The confirmation of the Myanmarese citizenship of the illegal immigrants came after the government of the neighbouring country verified their addresses in Rakhine State and all of them were given travel documents by Myanmar.
This is for the first time Rohingya immigrants were sent back to Myanmar from India.
Earlier in the day, the Supreme Court rejected the plea made by one of the Rohingya refugees seeking to restrain the Centre from deporting them to Myanmar.
Allowing the deportation of the seven Rohingya Muslims, the Supreme Court said they were found by the competent court as illegal immigrants and have been accepted by their country of origin as citizens.
"Having considered the prayer, we would not like to interfere with the decision taken. The petition is dismissed," a bench comprising Chief Justice Ranjan Gogoi and Justices S K Kaul and K M Joseph said.
"Even the country of their origin has accepted them as its citizens," it said.
The Centre told the apex court that the seven Rohingya illegally migrated to India in 2012 and were convicted under the Foreigners Act.
The Centre also informed the court that Myanmar has issued a certificate of identity to the seven immigrants along with one-month visa to facilitate their deportation.
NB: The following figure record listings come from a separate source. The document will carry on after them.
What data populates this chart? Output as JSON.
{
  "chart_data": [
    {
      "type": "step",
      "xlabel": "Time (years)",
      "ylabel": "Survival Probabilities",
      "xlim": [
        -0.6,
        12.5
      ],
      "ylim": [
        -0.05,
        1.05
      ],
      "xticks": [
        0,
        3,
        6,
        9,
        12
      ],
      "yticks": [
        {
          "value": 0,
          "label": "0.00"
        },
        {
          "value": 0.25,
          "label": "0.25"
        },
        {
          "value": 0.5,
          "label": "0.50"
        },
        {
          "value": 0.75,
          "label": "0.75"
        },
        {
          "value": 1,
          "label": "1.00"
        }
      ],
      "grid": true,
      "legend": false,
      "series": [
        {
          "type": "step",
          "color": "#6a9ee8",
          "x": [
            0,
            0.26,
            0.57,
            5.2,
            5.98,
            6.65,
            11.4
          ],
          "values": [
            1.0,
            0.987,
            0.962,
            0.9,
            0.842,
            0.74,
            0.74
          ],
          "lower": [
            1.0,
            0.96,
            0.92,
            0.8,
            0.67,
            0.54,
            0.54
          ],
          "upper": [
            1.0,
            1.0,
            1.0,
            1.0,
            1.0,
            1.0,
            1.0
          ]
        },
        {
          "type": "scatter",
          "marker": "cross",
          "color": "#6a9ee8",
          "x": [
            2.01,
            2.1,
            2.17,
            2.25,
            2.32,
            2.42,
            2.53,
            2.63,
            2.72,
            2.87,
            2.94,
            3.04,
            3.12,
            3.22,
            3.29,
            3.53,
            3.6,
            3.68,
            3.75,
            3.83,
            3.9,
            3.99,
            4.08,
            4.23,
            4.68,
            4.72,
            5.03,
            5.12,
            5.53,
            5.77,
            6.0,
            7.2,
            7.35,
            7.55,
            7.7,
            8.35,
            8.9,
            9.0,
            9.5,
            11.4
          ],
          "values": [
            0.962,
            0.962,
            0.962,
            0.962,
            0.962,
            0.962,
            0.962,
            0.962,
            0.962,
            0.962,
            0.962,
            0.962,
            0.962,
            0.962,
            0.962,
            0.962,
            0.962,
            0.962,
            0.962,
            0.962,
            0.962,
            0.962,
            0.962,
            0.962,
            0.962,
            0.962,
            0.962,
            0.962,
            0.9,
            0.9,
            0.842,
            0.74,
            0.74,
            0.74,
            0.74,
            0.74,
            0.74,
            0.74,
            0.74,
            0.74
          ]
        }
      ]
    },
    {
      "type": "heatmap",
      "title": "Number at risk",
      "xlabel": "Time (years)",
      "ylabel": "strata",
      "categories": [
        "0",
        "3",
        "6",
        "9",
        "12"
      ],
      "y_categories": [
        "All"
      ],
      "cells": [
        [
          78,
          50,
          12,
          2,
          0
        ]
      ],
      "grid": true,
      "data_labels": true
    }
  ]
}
The seven immigrants were apprehended on 29 July, 2012, for violating the Foreigners Act.
Those who were deported include Md Jamal, Mohbul Khan, Jamal Hussain, Md Yonus, Sabir Ahmed, Rahim Uddin and Md Salam and are in the age bracket of 26-32 years.
Another official said all the Rohingya immigrants were "keen" to go back to their country and thanked the Assam government for the treatment meted out to them during their incarceration.
The Indian government had informed Parliament last year that over 14,000 Rohingya people, registered with the UN refugee agency UNHCR, stay in India.
However, aid agencies estimate there are about 40,000 Rohingya people in the country.
Hundreds of thousands of Rohingya Muslims, described by the UN as the most persecuted minority in the world, fled their homes last year to escape an alleged crackdown by the Myanmarese military.
Human rights group Amnesty International has blamed Myanmar's State Counsellor Aung San Suu Kyi and the country's government for "burying their heads in the sand over the horrors unfolding in Rakhine State".